Tarih: 21.03.2017 08:26

GEÇMİŞTEN GELEN ÇAĞRI

Facebook Twitter Linked-in

?´Uyanın yavrularım´´ diyerek, annem girdi odamıza. Ben ve iki erkek kardeşim aynı odada yatıyorduk. Ben yataktan doğrulurken, kardeşlerim de yataklarında kıpırdanmaya başladılar. Annem ışığı açmadı ve hala odamız karanlıktı.

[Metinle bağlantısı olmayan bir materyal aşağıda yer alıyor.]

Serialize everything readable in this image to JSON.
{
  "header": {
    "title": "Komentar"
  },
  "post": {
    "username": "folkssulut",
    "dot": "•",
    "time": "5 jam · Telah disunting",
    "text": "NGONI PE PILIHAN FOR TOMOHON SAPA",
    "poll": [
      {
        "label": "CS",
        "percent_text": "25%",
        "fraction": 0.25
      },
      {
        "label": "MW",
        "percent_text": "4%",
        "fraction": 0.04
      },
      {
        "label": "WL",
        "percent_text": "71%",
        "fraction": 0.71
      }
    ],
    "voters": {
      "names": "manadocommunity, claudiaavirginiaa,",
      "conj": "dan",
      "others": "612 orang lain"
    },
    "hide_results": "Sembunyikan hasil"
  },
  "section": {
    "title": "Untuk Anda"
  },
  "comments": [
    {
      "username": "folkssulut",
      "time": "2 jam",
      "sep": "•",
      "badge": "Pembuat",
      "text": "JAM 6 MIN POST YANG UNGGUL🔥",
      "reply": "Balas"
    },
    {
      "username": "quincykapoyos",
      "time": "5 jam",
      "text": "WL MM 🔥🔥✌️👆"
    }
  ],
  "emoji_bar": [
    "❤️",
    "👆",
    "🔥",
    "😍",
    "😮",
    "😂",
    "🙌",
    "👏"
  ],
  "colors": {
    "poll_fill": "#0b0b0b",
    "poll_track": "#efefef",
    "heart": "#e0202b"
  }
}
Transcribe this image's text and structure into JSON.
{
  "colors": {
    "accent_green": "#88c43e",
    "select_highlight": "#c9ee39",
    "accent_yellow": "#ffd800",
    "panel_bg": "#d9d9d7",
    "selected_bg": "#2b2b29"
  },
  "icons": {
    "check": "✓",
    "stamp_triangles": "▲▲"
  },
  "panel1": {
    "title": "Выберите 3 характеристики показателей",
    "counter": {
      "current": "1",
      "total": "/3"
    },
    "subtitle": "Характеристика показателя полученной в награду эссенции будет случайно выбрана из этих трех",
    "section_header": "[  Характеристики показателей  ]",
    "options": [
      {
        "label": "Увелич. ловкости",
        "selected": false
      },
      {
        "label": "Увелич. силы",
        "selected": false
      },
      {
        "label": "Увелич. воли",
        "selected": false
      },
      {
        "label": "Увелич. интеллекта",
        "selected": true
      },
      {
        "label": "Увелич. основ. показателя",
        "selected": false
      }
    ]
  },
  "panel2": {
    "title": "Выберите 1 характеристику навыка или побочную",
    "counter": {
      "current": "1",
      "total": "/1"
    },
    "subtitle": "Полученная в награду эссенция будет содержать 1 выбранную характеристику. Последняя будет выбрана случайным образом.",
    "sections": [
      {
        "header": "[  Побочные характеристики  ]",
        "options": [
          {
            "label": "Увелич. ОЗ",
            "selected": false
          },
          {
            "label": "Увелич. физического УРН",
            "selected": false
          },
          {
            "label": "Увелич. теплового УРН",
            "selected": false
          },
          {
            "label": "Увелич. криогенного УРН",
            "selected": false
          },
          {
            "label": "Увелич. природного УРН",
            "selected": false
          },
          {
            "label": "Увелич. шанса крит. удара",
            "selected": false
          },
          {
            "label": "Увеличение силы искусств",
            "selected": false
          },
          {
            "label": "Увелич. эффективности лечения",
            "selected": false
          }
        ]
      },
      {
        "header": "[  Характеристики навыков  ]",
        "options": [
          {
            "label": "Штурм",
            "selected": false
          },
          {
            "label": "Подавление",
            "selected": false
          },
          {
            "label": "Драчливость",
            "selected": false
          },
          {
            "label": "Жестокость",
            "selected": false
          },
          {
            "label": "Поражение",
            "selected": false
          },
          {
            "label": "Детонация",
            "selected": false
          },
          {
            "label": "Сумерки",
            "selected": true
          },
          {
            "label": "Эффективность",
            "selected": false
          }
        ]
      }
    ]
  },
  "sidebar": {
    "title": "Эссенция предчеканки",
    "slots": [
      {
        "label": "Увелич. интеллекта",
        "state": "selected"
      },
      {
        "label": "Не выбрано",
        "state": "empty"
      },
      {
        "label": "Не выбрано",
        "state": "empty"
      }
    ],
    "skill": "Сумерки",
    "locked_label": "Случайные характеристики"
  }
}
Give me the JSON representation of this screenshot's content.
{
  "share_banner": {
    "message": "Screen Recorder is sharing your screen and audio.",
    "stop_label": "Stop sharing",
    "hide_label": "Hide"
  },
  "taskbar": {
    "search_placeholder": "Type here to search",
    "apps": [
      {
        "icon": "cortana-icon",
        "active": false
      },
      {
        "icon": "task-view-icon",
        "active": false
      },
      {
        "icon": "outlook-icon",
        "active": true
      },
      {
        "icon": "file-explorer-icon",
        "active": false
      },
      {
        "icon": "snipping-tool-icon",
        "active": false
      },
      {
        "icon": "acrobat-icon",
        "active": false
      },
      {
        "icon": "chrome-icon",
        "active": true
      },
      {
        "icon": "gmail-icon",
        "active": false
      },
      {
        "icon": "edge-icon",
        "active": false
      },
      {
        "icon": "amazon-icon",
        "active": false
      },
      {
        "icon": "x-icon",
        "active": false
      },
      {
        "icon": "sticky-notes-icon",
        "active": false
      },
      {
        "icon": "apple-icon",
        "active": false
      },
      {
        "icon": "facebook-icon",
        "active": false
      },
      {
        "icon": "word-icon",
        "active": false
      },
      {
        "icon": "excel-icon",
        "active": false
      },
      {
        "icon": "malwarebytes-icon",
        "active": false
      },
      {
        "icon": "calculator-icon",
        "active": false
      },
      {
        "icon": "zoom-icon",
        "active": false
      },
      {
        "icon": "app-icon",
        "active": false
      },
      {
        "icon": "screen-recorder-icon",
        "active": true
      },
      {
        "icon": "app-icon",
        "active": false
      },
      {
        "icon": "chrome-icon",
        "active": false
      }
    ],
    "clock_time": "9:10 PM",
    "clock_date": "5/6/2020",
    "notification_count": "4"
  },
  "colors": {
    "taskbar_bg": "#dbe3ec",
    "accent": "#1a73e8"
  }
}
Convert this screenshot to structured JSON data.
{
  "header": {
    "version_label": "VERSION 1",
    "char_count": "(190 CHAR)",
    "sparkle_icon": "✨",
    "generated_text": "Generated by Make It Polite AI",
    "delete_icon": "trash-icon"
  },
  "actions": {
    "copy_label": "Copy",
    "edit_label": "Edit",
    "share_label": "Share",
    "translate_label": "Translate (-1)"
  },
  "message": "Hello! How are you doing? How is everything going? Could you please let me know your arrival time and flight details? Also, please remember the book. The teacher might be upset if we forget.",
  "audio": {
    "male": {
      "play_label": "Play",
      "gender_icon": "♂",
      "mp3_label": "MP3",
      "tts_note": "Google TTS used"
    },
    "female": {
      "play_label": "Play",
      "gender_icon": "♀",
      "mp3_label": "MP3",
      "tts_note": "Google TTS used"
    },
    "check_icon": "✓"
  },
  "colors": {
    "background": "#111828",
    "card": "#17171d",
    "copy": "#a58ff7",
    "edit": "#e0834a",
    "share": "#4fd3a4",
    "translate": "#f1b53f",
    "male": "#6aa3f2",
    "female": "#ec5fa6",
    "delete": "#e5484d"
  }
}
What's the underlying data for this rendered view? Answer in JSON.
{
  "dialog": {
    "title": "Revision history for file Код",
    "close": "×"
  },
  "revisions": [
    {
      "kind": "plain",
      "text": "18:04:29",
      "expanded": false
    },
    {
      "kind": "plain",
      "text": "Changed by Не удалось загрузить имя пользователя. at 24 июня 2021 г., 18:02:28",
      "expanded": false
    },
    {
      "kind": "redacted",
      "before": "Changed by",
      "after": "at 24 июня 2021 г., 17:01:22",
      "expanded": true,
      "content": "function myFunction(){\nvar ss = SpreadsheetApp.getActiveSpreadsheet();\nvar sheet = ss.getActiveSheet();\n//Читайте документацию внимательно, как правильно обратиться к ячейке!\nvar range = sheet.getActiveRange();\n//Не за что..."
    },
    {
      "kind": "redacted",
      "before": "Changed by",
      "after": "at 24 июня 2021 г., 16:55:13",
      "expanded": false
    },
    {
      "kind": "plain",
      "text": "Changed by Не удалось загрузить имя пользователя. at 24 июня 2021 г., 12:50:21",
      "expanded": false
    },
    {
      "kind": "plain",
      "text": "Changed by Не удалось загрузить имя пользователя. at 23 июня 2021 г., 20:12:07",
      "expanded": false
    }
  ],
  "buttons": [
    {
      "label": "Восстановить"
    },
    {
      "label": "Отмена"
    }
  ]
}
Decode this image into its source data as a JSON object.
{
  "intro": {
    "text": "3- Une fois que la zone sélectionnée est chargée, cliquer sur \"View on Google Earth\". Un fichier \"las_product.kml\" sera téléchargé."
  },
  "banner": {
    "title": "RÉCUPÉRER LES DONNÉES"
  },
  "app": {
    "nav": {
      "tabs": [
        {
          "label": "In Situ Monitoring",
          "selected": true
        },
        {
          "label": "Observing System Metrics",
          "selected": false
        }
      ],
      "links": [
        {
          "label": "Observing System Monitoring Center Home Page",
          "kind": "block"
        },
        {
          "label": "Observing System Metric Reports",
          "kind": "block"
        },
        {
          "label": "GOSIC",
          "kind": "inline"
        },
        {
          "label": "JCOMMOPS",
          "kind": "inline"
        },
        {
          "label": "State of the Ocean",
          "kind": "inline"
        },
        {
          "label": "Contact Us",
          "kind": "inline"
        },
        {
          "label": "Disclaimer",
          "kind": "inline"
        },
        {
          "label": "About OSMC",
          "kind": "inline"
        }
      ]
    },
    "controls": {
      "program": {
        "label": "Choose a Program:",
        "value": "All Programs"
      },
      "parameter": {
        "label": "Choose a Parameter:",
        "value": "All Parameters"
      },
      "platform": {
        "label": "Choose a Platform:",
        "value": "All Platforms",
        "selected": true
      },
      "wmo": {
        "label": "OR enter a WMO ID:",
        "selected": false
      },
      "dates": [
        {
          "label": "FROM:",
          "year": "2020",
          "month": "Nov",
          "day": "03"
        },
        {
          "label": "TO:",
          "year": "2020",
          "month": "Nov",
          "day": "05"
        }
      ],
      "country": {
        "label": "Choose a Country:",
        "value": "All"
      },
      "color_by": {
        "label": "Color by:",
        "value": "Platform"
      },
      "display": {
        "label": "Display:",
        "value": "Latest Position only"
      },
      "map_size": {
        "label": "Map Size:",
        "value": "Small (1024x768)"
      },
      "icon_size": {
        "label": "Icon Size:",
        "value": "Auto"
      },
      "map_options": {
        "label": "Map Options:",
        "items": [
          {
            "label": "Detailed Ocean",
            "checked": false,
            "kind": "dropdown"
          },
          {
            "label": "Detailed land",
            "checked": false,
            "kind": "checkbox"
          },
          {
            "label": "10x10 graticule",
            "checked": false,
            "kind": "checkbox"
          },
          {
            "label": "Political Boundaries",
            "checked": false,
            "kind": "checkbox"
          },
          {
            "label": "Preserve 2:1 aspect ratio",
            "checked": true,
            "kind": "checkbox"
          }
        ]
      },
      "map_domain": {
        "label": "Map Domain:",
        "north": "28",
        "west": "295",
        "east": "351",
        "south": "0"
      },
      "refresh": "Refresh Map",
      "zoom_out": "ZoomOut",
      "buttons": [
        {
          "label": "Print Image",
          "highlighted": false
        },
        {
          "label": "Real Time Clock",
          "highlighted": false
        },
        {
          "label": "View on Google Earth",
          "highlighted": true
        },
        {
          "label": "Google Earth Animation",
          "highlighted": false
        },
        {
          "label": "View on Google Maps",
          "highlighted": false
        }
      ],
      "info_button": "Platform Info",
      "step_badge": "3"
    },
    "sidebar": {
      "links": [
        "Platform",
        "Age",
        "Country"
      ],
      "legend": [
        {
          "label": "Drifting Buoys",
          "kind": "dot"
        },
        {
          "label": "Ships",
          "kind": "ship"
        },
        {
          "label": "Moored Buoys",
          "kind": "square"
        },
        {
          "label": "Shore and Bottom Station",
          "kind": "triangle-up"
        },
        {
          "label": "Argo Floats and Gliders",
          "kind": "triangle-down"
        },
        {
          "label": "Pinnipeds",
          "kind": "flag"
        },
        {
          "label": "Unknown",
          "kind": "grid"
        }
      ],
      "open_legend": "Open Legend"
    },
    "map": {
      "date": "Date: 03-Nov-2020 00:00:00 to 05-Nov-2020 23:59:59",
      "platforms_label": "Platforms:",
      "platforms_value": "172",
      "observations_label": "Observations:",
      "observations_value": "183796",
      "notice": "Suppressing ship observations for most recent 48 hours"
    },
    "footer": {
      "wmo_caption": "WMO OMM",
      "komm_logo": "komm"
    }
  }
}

            ?´Ne oldu anne?´´ diye sormaya fırsat bulamadan, annem elinde bir fenerle, benim ve kardeşlerimin sedir altında duran eşyalarımızı karıştırmaya başladı. Kardeşim Kenan´ın okula giderken kullandığı sırt çantasına,  birkaç parça eşya tıkıştırdı. Hepimiz uyku sersemi annemi izliyorduk ve annemin hareketlerine anlam veremiyorduk. Korkudan soru da soramıyorduk.

            Neden sonra annem bize dönüp, ?´Çıkardığım kıyafetleri giyin ve soru sormayın.´´ dedi. Sessizce annemin çıkardığı eşyaları fener ışığı altında giymeye başladık. Neler oluyordu bilmiyorduk. Sadece annem ne diyorsa onu yapıyorduk. Biz üstümüzü giyinirken annem iki battaniyeyi bir çarşaf içine bohçaladı. En küçük kardeşim Tezcan çişi geldiği için mızıldanmaya başladı. Aslında bizim kullandığımız tuvalet bahçedeydi ama annem geceleri dış kapıyı kilitlediği için banyodaki lazımlığı kullanırdı kardeşlerim. Annem Tezcan´ı fenerle yan taraftaki banyoya götürdü. Tezcan susmuştu ve annem bir pazar filesi de yiyecek hazırlayarak, dış kapının yanına koydu.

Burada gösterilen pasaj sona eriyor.